Inhibition and Ultraviolet-Induced Chemical Modification of UDP-Glucose:(1,3)-β-Glucan (Callose) Synthase by Chlorpromazine

Abstract

UDP-glucose:(1,3)-beta-glucan (callose) synthase (CS) from storage tissue of red beet (Beta vulgaris L.) was strongly inhibited by the phenothiazine drug chlorpromazine (CPZ). In the absence of ultraviolet irradiation, CPZ was a noncompetitive inhibitor with 50% inhibitory concentration values for plasma membrane and solubilized CS of 100 and 90 mum, respectively. Both the Ca(2+)- and Mg(2+)- stimulated components of CS activity were affected.
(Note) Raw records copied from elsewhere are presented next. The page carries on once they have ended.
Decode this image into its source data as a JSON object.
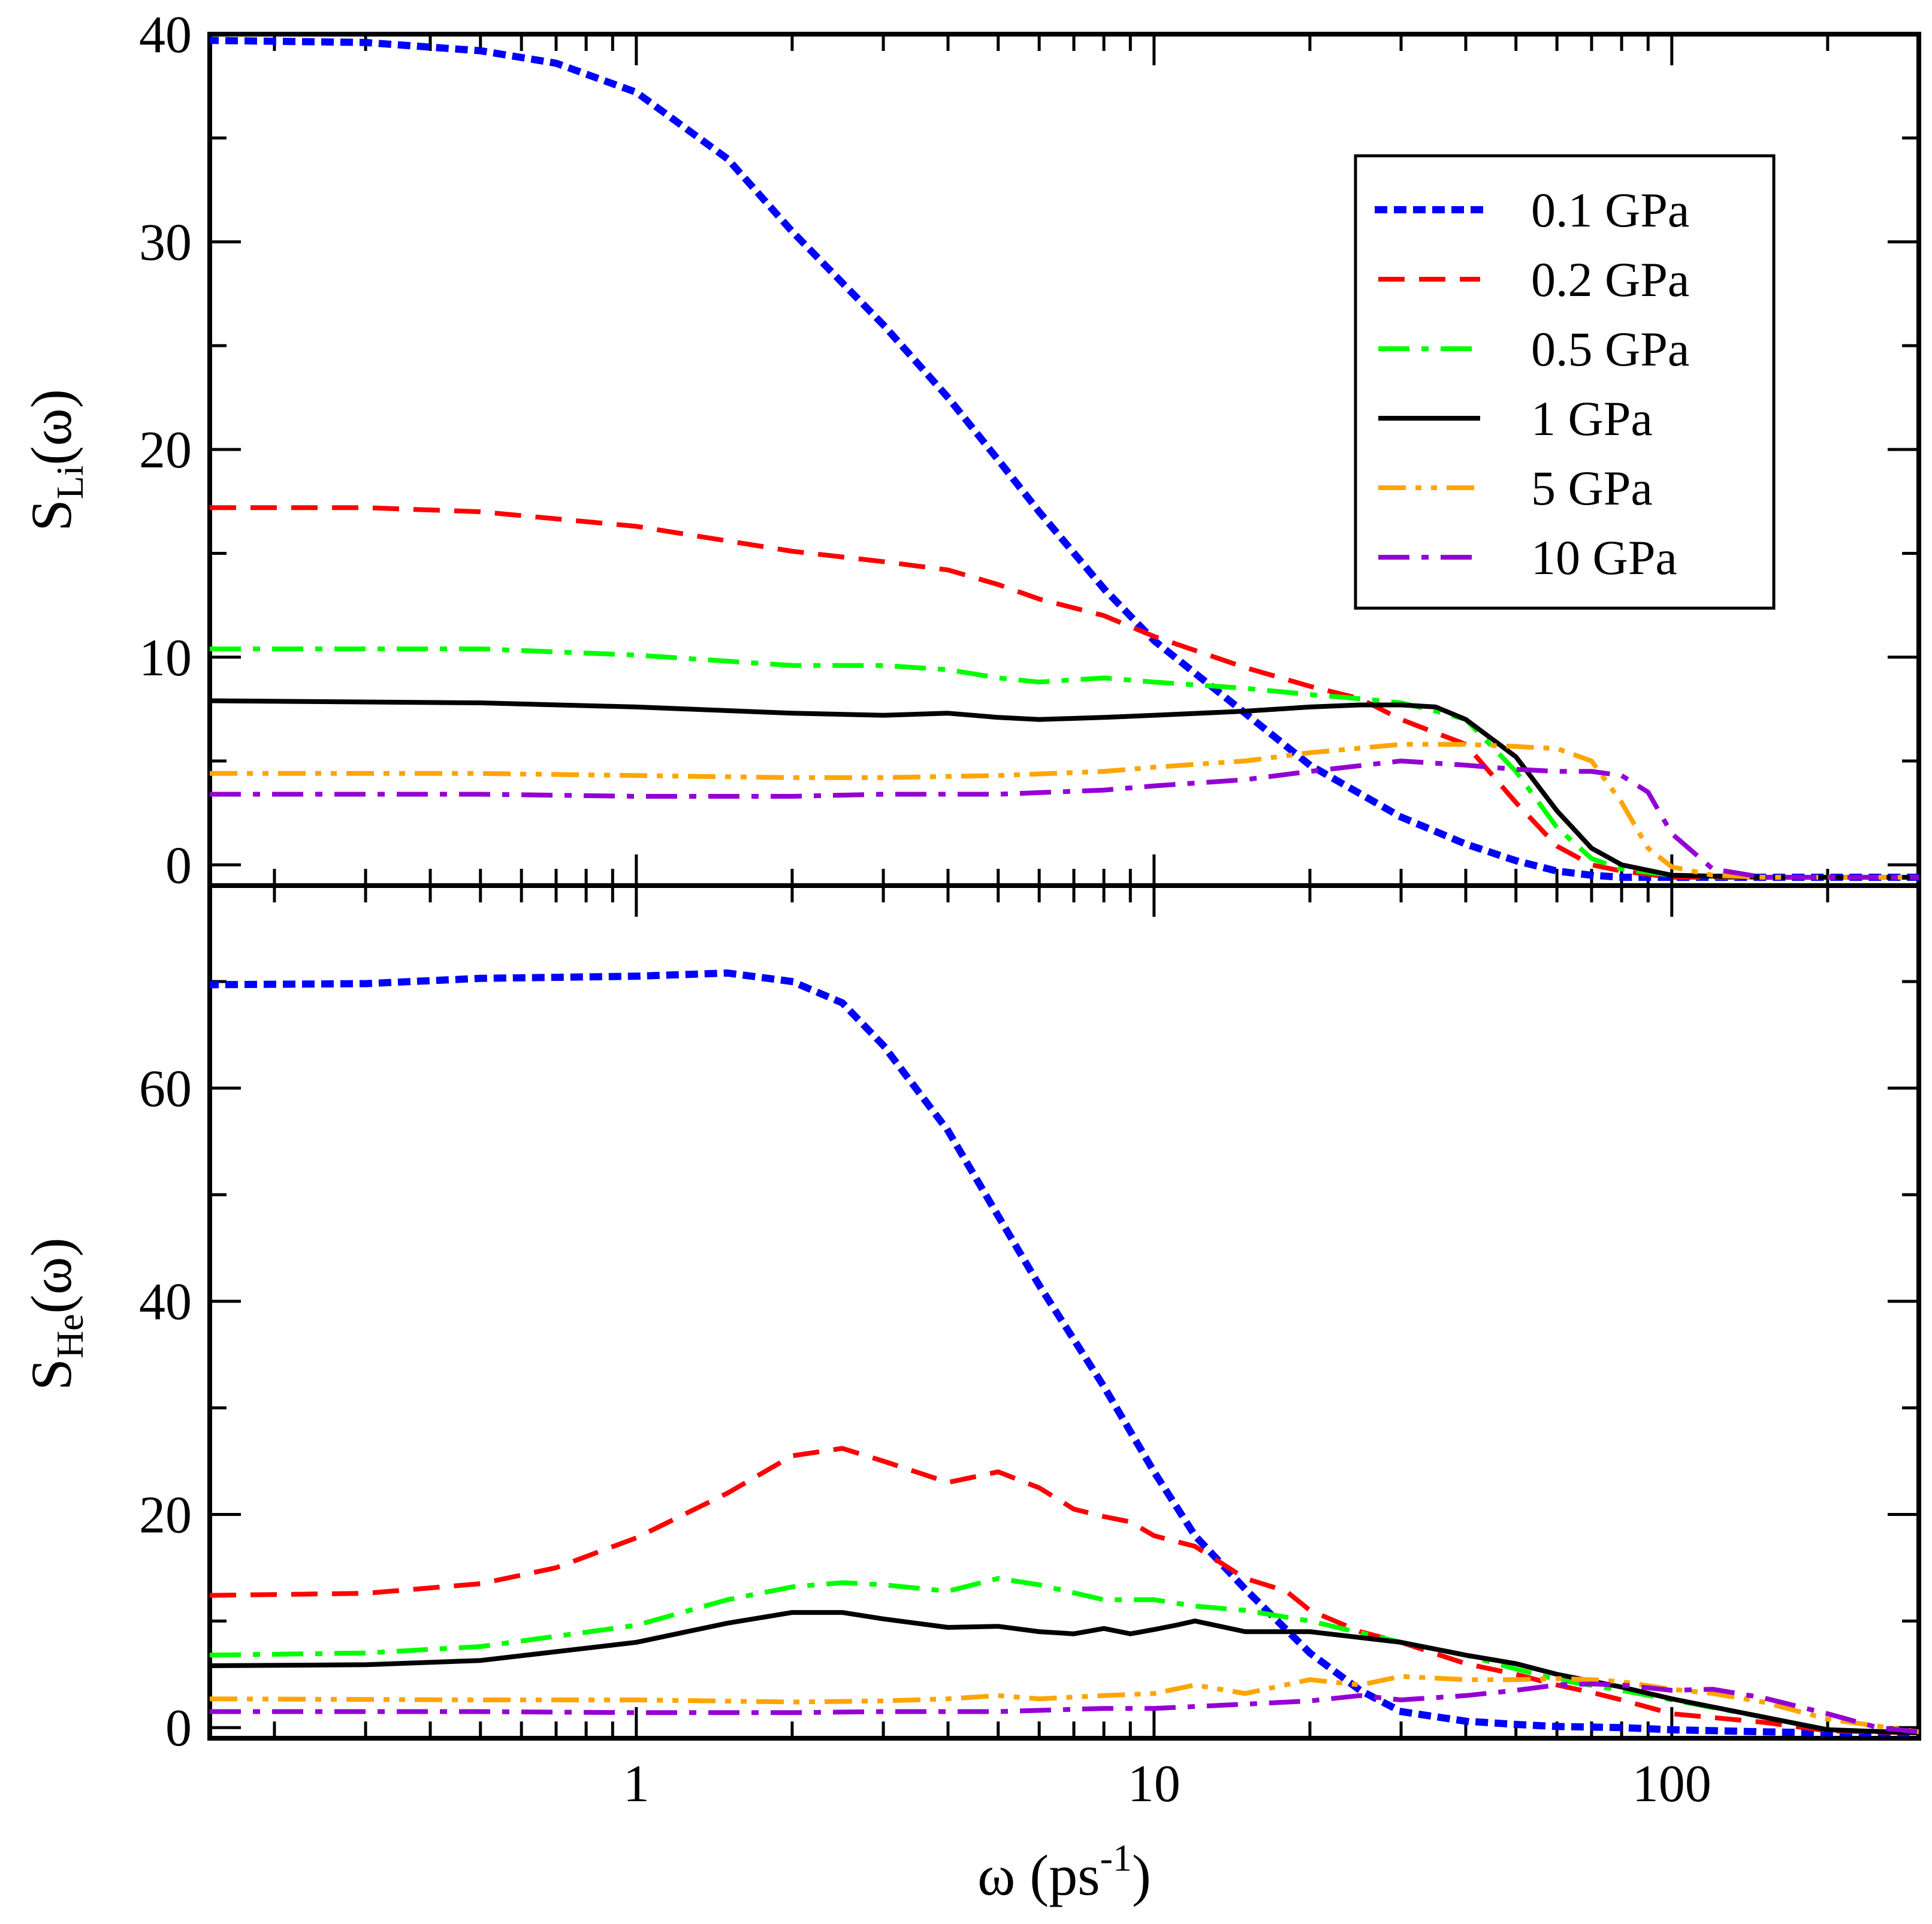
{
  "chart_data": [
    {
      "type": "line",
      "panel": "top",
      "ylabel": "S",
      "ylabel_sub": "Li",
      "ylabel_suffix": "(ω)",
      "xscale": "log",
      "xlim": [
        0.15,
        300
      ],
      "ylim": [
        -1,
        40
      ],
      "yticks": [
        "0",
        "10",
        "20",
        "30",
        "40"
      ],
      "legend_placement": "top-right",
      "series": [
        {
          "name": "0.1 GPa",
          "color": "#0000ff",
          "style": "dotted",
          "x": [
            0.15,
            0.3,
            0.5,
            0.7,
            1,
            1.5,
            2,
            3,
            4,
            5,
            6,
            8,
            10,
            15,
            20,
            30,
            40,
            50,
            60,
            70,
            80,
            100,
            150,
            200,
            300
          ],
          "y": [
            39.7,
            39.6,
            39.2,
            38.6,
            37.2,
            34.0,
            30.5,
            26.0,
            22.5,
            19.5,
            17.0,
            13.3,
            10.8,
            7.3,
            4.8,
            2.3,
            1.0,
            0.2,
            -0.3,
            -0.5,
            -0.6,
            -0.6,
            -0.6,
            -0.6,
            -0.6
          ]
        },
        {
          "name": "0.2 GPa",
          "color": "#ff0000",
          "style": "dashed",
          "x": [
            0.15,
            0.3,
            0.5,
            1,
            2,
            3,
            4,
            5,
            6,
            8,
            10,
            15,
            20,
            25,
            30,
            40,
            50,
            60,
            70,
            80,
            100,
            150,
            200,
            300
          ],
          "y": [
            17.2,
            17.2,
            17.0,
            16.3,
            15.1,
            14.6,
            14.2,
            13.5,
            12.8,
            12.0,
            11.0,
            9.5,
            8.6,
            8.0,
            7.0,
            5.8,
            3.0,
            0.9,
            0.0,
            -0.3,
            -0.6,
            -0.6,
            -0.6,
            -0.6
          ]
        },
        {
          "name": "0.5 GPa",
          "color": "#00ff00",
          "style": "dashdot",
          "x": [
            0.15,
            0.5,
            1,
            2,
            3,
            4,
            5,
            6,
            8,
            10,
            15,
            20,
            25,
            30,
            35,
            40,
            50,
            60,
            70,
            80,
            100,
            150,
            200,
            300
          ],
          "y": [
            10.4,
            10.4,
            10.1,
            9.6,
            9.6,
            9.4,
            9.0,
            8.8,
            9.0,
            8.8,
            8.5,
            8.2,
            8.0,
            7.8,
            7.4,
            7.0,
            4.5,
            1.8,
            0.3,
            -0.2,
            -0.5,
            -0.6,
            -0.6,
            -0.6
          ]
        },
        {
          "name": "1 GPa",
          "color": "#000000",
          "style": "solid",
          "x": [
            0.15,
            0.5,
            1,
            2,
            3,
            4,
            5,
            6,
            8,
            10,
            15,
            20,
            25,
            30,
            35,
            40,
            50,
            60,
            70,
            80,
            100,
            150,
            200,
            300
          ],
          "y": [
            7.9,
            7.8,
            7.6,
            7.3,
            7.2,
            7.3,
            7.1,
            7.0,
            7.1,
            7.2,
            7.4,
            7.6,
            7.7,
            7.7,
            7.6,
            7.0,
            5.2,
            2.6,
            0.8,
            0.0,
            -0.5,
            -0.6,
            -0.6,
            -0.6
          ]
        },
        {
          "name": "5 GPa",
          "color": "#ffa500",
          "style": "dashdotdot",
          "x": [
            0.15,
            0.5,
            1,
            2,
            3,
            5,
            8,
            10,
            15,
            20,
            30,
            40,
            50,
            60,
            70,
            80,
            90,
            100,
            120,
            150,
            200,
            300
          ],
          "y": [
            4.4,
            4.4,
            4.3,
            4.2,
            4.2,
            4.3,
            4.5,
            4.7,
            5.0,
            5.4,
            5.8,
            5.8,
            5.7,
            5.6,
            5.0,
            3.0,
            0.8,
            -0.1,
            -0.5,
            -0.6,
            -0.6,
            -0.6
          ]
        },
        {
          "name": "10 GPa",
          "color": "#9400d3",
          "style": "dashdot",
          "x": [
            0.15,
            0.5,
            1,
            2,
            3,
            5,
            8,
            10,
            15,
            20,
            30,
            40,
            50,
            60,
            70,
            80,
            90,
            100,
            120,
            150,
            200,
            300
          ],
          "y": [
            3.4,
            3.4,
            3.3,
            3.3,
            3.4,
            3.4,
            3.6,
            3.8,
            4.1,
            4.5,
            5.0,
            4.8,
            4.6,
            4.5,
            4.5,
            4.3,
            3.5,
            1.5,
            -0.2,
            -0.6,
            -0.6,
            -0.6
          ]
        }
      ]
    },
    {
      "type": "line",
      "panel": "bottom",
      "ylabel": "S",
      "ylabel_sub": "He",
      "ylabel_suffix": "(ω)",
      "xlabel": "ω (ps",
      "xlabel_sup": "-1",
      "xlabel_suffix": ")",
      "xscale": "log",
      "xlim": [
        0.15,
        300
      ],
      "ylim": [
        -1,
        79
      ],
      "yticks": [
        "0",
        "20",
        "40",
        "60"
      ],
      "xticks": [
        "1",
        "10",
        "100"
      ],
      "series": [
        {
          "name": "0.1 GPa",
          "color": "#0000ff",
          "style": "dotted",
          "x": [
            0.15,
            0.3,
            0.5,
            1,
            1.5,
            2,
            2.5,
            3,
            4,
            5,
            6,
            8,
            10,
            12,
            15,
            20,
            25,
            30,
            40,
            50,
            60,
            80,
            100,
            150,
            200,
            300
          ],
          "y": [
            69.7,
            69.8,
            70.3,
            70.5,
            70.8,
            70.0,
            68.0,
            64.0,
            56.0,
            48.0,
            41.5,
            32.0,
            24.0,
            18.0,
            13.0,
            7.0,
            3.5,
            1.5,
            0.6,
            0.3,
            0.1,
            0.0,
            -0.2,
            -0.4,
            -0.5,
            -0.5
          ]
        },
        {
          "name": "0.2 GPa",
          "color": "#ff0000",
          "style": "dashed",
          "x": [
            0.15,
            0.3,
            0.5,
            0.7,
            1,
            1.5,
            2,
            2.5,
            3,
            4,
            5,
            6,
            7,
            8,
            9,
            10,
            12,
            15,
            18,
            20,
            25,
            30,
            40,
            50,
            60,
            70,
            80,
            100,
            150,
            200,
            300
          ],
          "y": [
            12.4,
            12.6,
            13.5,
            15.0,
            17.8,
            22.0,
            25.5,
            26.2,
            25.0,
            23.0,
            24.0,
            22.5,
            20.5,
            19.8,
            19.3,
            18.0,
            17.0,
            14.0,
            12.8,
            11.0,
            9.0,
            8.0,
            6.0,
            5.0,
            4.0,
            3.3,
            2.6,
            1.3,
            0.5,
            -0.3,
            -0.5
          ]
        },
        {
          "name": "0.5 GPa",
          "color": "#00ff00",
          "style": "dashdot",
          "x": [
            0.15,
            0.3,
            0.5,
            1,
            1.5,
            2,
            2.5,
            3,
            4,
            5,
            6,
            8,
            10,
            12,
            15,
            20,
            30,
            40,
            50,
            60,
            80,
            100,
            150,
            200,
            300
          ],
          "y": [
            6.8,
            7.0,
            7.6,
            9.6,
            12.0,
            13.2,
            13.6,
            13.4,
            12.8,
            14.0,
            13.4,
            12.0,
            12.0,
            11.4,
            11.0,
            10.0,
            8.0,
            6.8,
            5.5,
            4.5,
            3.5,
            2.6,
            1.0,
            -0.2,
            -0.5
          ]
        },
        {
          "name": "1 GPa",
          "color": "#000000",
          "style": "solid",
          "x": [
            0.15,
            0.3,
            0.5,
            1,
            1.5,
            2,
            2.5,
            3,
            4,
            5,
            6,
            7,
            8,
            9,
            10,
            11,
            12,
            15,
            20,
            30,
            40,
            50,
            60,
            80,
            100,
            150,
            200,
            300
          ],
          "y": [
            5.8,
            5.9,
            6.3,
            8.0,
            9.8,
            10.8,
            10.8,
            10.2,
            9.4,
            9.5,
            9.0,
            8.8,
            9.3,
            8.8,
            9.2,
            9.6,
            10.0,
            9.0,
            9.0,
            8.0,
            6.8,
            6.0,
            5.0,
            3.8,
            2.7,
            1.0,
            -0.2,
            -0.5
          ]
        },
        {
          "name": "5 GPa",
          "color": "#ffa500",
          "style": "dashdotdot",
          "x": [
            0.15,
            0.5,
            1,
            2,
            3,
            4,
            5,
            6,
            8,
            10,
            12,
            15,
            20,
            25,
            30,
            40,
            50,
            60,
            70,
            80,
            100,
            120,
            150,
            200,
            300
          ],
          "y": [
            2.7,
            2.6,
            2.6,
            2.4,
            2.5,
            2.7,
            3.0,
            2.7,
            3.0,
            3.2,
            4.0,
            3.2,
            4.5,
            4.0,
            4.8,
            4.5,
            4.5,
            4.6,
            4.5,
            4.3,
            3.6,
            3.2,
            2.4,
            0.8,
            -0.4
          ]
        },
        {
          "name": "10 GPa",
          "color": "#9400d3",
          "style": "dashdot",
          "x": [
            0.15,
            0.5,
            1,
            2,
            3,
            5,
            8,
            10,
            15,
            20,
            25,
            30,
            40,
            50,
            60,
            70,
            80,
            100,
            120,
            150,
            200,
            250,
            300
          ],
          "y": [
            1.5,
            1.5,
            1.4,
            1.4,
            1.5,
            1.5,
            1.8,
            1.8,
            2.2,
            2.5,
            3.0,
            2.6,
            3.0,
            3.5,
            4.0,
            4.1,
            4.0,
            3.5,
            3.6,
            2.8,
            1.3,
            0.0,
            -0.4
          ]
        }
      ]
    }
  ]
}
CPZ inhibition was partially alleviated at saturating levels of Ca(2+), but not Mg(2+), suggesting that CPZ interferes with the Ca(2+)-binding site of CS. Binding experiments with [(14)C]CPZ, however, showed strong non-specific partitioning of CPZ into the plasma membrane, providing evidence that perturbation of the membrane environment is probably the predominant mode of inhibition. Ultraviolet irradiation at 254 nm markedly enhanced CPZ inhibition, with complete activity loss following exposure to 4 mum CPZ for 2 min. Inhibition followed a pseudo-first order mechanism with at least three CPZ binding sites per CS complex. Under these conditions, [(3)H]CPZ was covalently incorporated into plasma membrane preparations by a free radical mechanism; however, polypeptide labeling profiles showed labeling to be largely nonspecific, with many polypeptides labeled even at [(3)H]CPZ levels as low as 1 mum, and with boiled membranes. Although CPZ is one of the most potent known inhibitors of CS, its use as a photolabel will require a homogeneous CS complex or establishment of conditions that protect against the interaction of CPZ with specific binding sites located on various polypeptide components of the CS complex.